Cette nouvelle fête n’ajoute rien à la liturgie de ce jour. Ce sont les mêmes prières et les mêmes lectures. Elle insiste sur la tonalité miséricordieuse de ce jour. Déjà, la prière d’ouverture commence par invoquer la Divine Miséricorde. De même, l’évangile raconte la double apparition de Jésus au Cénacle, avec l’apparition à saint Thomas. Jésus ressuscité se fait reconnaître par ses plaies glorieuses, et fait des apôtres les ministres de sa miséricorde. « Recevez l’Esprit Saint : à qui vous remettrez les péchés, ils seront remis ; à qui vous maintiendrez, ils seront maintenus ». Le Christ ressuscité révèle toute la miséricorde de Dieu, plus forte que la mort et plus forte que le péché.

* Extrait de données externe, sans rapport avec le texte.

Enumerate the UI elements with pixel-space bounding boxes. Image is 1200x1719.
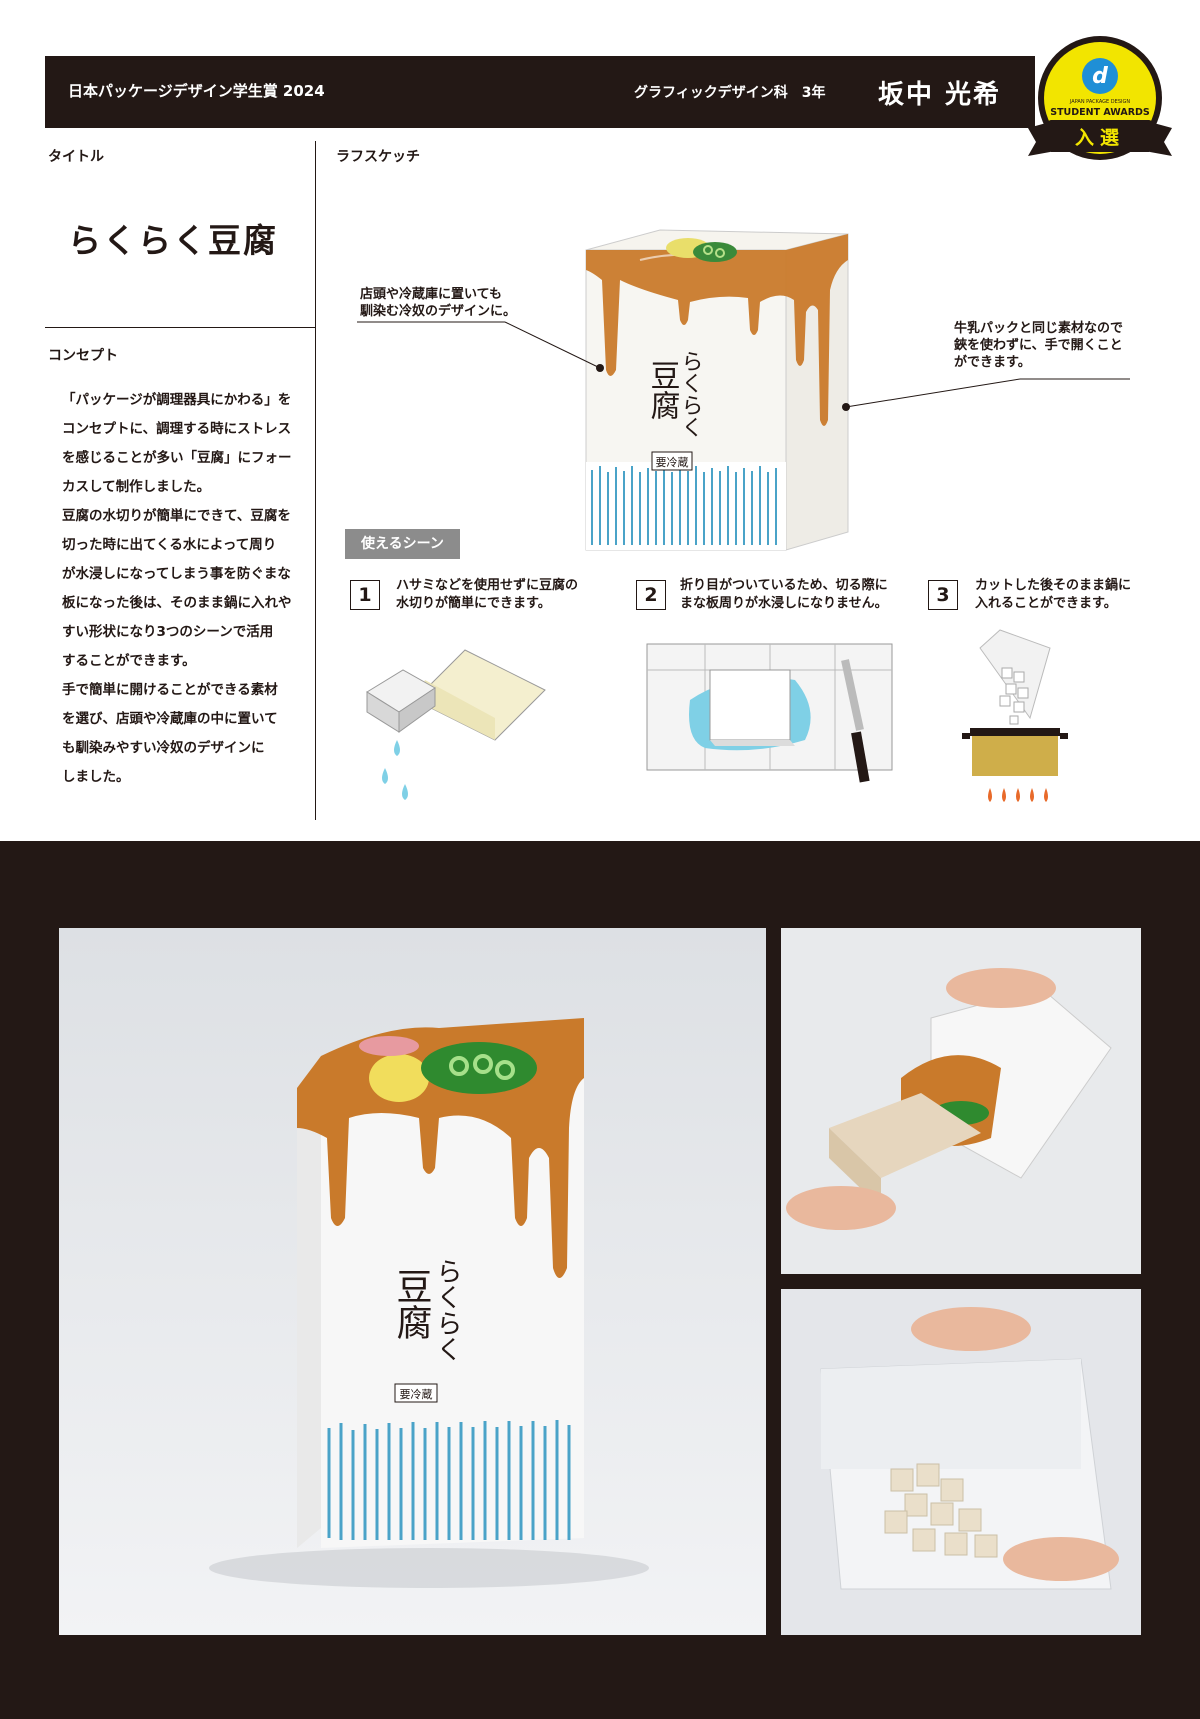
water-drop-icon [394, 740, 400, 756]
product-photo-cubes [781, 1289, 1141, 1635]
callout-left-leader [357, 321, 604, 372]
svg-text:JAPAN PACKAGE DESIGN: JAPAN PACKAGE DESIGN [1069, 99, 1130, 105]
package-sketch: らくらく 豆腐 要冷蔵 [585, 229, 849, 551]
scene-line: 折り目がついているため、切る際に [680, 578, 888, 593]
callout-line: 店頭や冷蔵庫に置いても [360, 287, 502, 302]
concept-line: 手で簡単に開けることができる素材 [62, 682, 278, 698]
scene-3-text: カットした後そのまま鍋に 入れることができます。 [975, 577, 1175, 613]
scene-line: ハサミなどを使用せずに豆腐の [396, 578, 579, 593]
concept-line: 切った時に出てくる水によって周り [62, 537, 277, 553]
callout-left: 店頭や冷蔵庫に置いても 馴染む冷奴のデザインに。 [360, 286, 550, 320]
hand-icon [911, 1307, 1031, 1351]
scene-1-number: 1 [350, 580, 380, 610]
scene-line: まな板周りが水浸しになりません。 [680, 596, 888, 611]
scene-1-text: ハサミなどを使用せずに豆腐の 水切りが簡単にできます。 [396, 577, 616, 613]
svg-text:STUDENT AWARDS: STUDENT AWARDS [1050, 107, 1150, 118]
water-drop-icon [382, 768, 388, 784]
svg-text:要冷蔵: 要冷蔵 [656, 456, 689, 469]
scene-line: カットした後そのまま鍋に [975, 578, 1132, 593]
divider [45, 327, 315, 328]
department: グラフィックデザイン科 3年 [634, 85, 826, 101]
callout-right: 牛乳パックと同じ素材なので 鋏を使わずに、手で開くこと ができます。 [954, 320, 1144, 371]
flame-icon [1002, 788, 1006, 802]
scenes-tag: 使えるシーン [345, 529, 460, 559]
concept-line: を感じることが多い「豆腐」にフォー [62, 450, 292, 466]
concept-line: コンセプトに、調理する時にストレス [62, 421, 292, 437]
callout-line: 牛乳パックと同じ素材なので [954, 321, 1124, 336]
scene-2-number: 2 [636, 580, 666, 610]
hand-icon [1003, 1537, 1119, 1581]
d-logo-icon [1082, 58, 1118, 94]
svg-text:入選: 入選 [1075, 127, 1125, 149]
flame-icon [1044, 788, 1048, 802]
product-photo-opening [781, 928, 1141, 1274]
concept-body: 「パッケージが調理器具にかわる」を コンセプトに、調理する時にストレス を感じる… [62, 386, 302, 792]
concept-line: 「パッケージが調理器具にかわる」を [62, 392, 292, 408]
scallion-topping [693, 242, 737, 262]
concept-line: が水浸しになってしまう事を防ぐまな [62, 566, 291, 582]
cubes-photo [781, 1289, 1141, 1635]
svg-text:豆腐: 豆腐 [391, 1268, 432, 1340]
svg-text:らくらく: らくらく [432, 1258, 462, 1362]
concept-line: を選び、店頭や冷蔵庫の中に置いて [62, 711, 278, 727]
flame-icon [1016, 788, 1020, 802]
scene-3-illustration [962, 629, 1068, 802]
water-drop-icon [402, 784, 408, 800]
award-title: 日本パッケージデザイン学生賞 2024 [68, 82, 325, 100]
student-name: 坂中 光希 [878, 80, 1002, 110]
svg-text:らくらく: らくらく [678, 350, 703, 438]
flame-icon [988, 788, 992, 802]
opening-photo [781, 928, 1141, 1274]
sketch-label: ラフスケッチ [336, 149, 420, 165]
scene-line: 入れることができます。 [975, 596, 1117, 611]
award-badge: d JAPAN PACKAGE DESIGN STUDENT AWARDS 入選 [1028, 36, 1172, 160]
svg-text:d: d [1092, 64, 1108, 89]
scene-2-text: 折り目がついているため、切る際に まな板周りが水浸しになりません。 [680, 577, 930, 613]
product-title: らくらく豆腐 [68, 221, 278, 260]
concept-label: コンセプト [48, 348, 118, 364]
svg-text:豆腐: 豆腐 [645, 360, 680, 420]
concept-line: すい形状になり3つのシーンで活用 [62, 624, 274, 640]
callout-line: 馴染む冷奴のデザインに。 [360, 304, 517, 319]
scene-1-illustration [366, 649, 546, 800]
column-divider [315, 141, 316, 820]
scene-3-number: 3 [928, 580, 958, 610]
concept-line: することができます。 [62, 653, 196, 669]
concept-line: カスして制作しました。 [62, 479, 211, 495]
flame-icon [1030, 788, 1034, 802]
concept-line: 豆腐の水切りが簡単にできて、豆腐を [62, 508, 291, 524]
title-label: タイトル [48, 149, 104, 165]
callout-line: ができます。 [954, 355, 1031, 370]
hand-icon [946, 968, 1056, 1008]
hand-icon [786, 1186, 896, 1230]
concept-line: も馴染みやすい冷奴のデザインに [62, 740, 265, 756]
concept-line: しました。 [62, 769, 130, 785]
package-photo: らくらく 豆腐 要冷蔵 [59, 928, 766, 1635]
concept-line: 板になった後は、そのまま鍋に入れや [62, 595, 292, 611]
callout-line: 鋏を使わずに、手で開くこと [954, 338, 1123, 353]
callout-right-leader [842, 378, 1130, 411]
header-bar [45, 56, 1035, 128]
svg-text:要冷蔵: 要冷蔵 [400, 1388, 433, 1401]
scene-line: 水切りが簡単にできます。 [396, 596, 551, 611]
product-photo-main: らくらく 豆腐 要冷蔵 [59, 928, 766, 1635]
scene-2-illustration [646, 643, 893, 783]
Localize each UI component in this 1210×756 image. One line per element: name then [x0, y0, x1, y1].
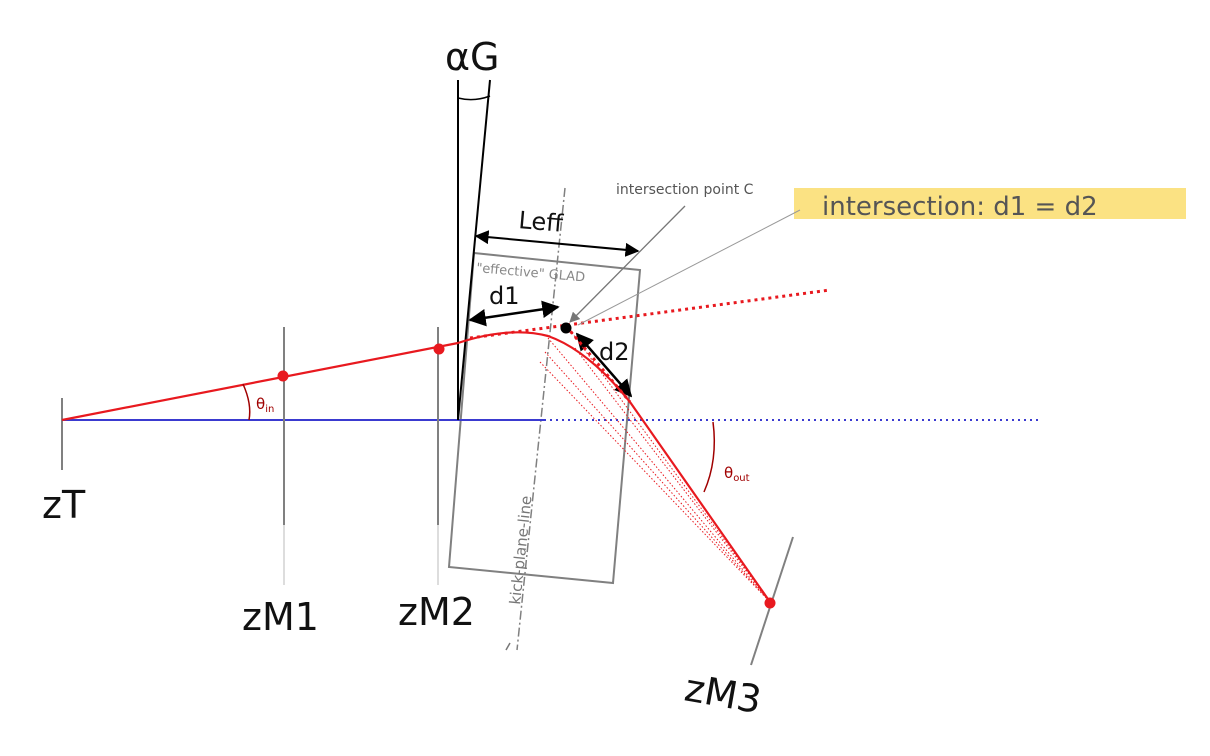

Dans le contexte géopolitique troublé que nous connaissons, le message de sainte Faustine Kowalska continue d’avoir une profonde actualité. Ses visions mystiques et sa vie de religieuse sont un chemin de confiance radicale dans la Divine Miséricorde, au cœur de l’obscurité. Ce message de confiance est donné au moment où le nazisme émerge. Elle a ses premiers appels spirituels l’année de la fondation du parti nazi, en 1920. Elle fait sa profession perpétuelle l’année de l’ouverture du premier camp de concentration, en 1933. Auschwitz est à moins de 100 kilomètres de son couvent. Elle décède près d’un an avant l’invasion de la Pologne, prévenant d’une terrible guerre. Alors que des atrocités commençaient, Dieu donnait une invitation profonde à la confiance en Lui. Lorsque nous ne comprenons pas ce que Dieu fait, dans notre vie ou dans le monde, gardons confiance. « Dans le monde, vous aurez à souffrir. Mais gardez courage ! Moi, j’ai bel et bien vaincu le monde. ».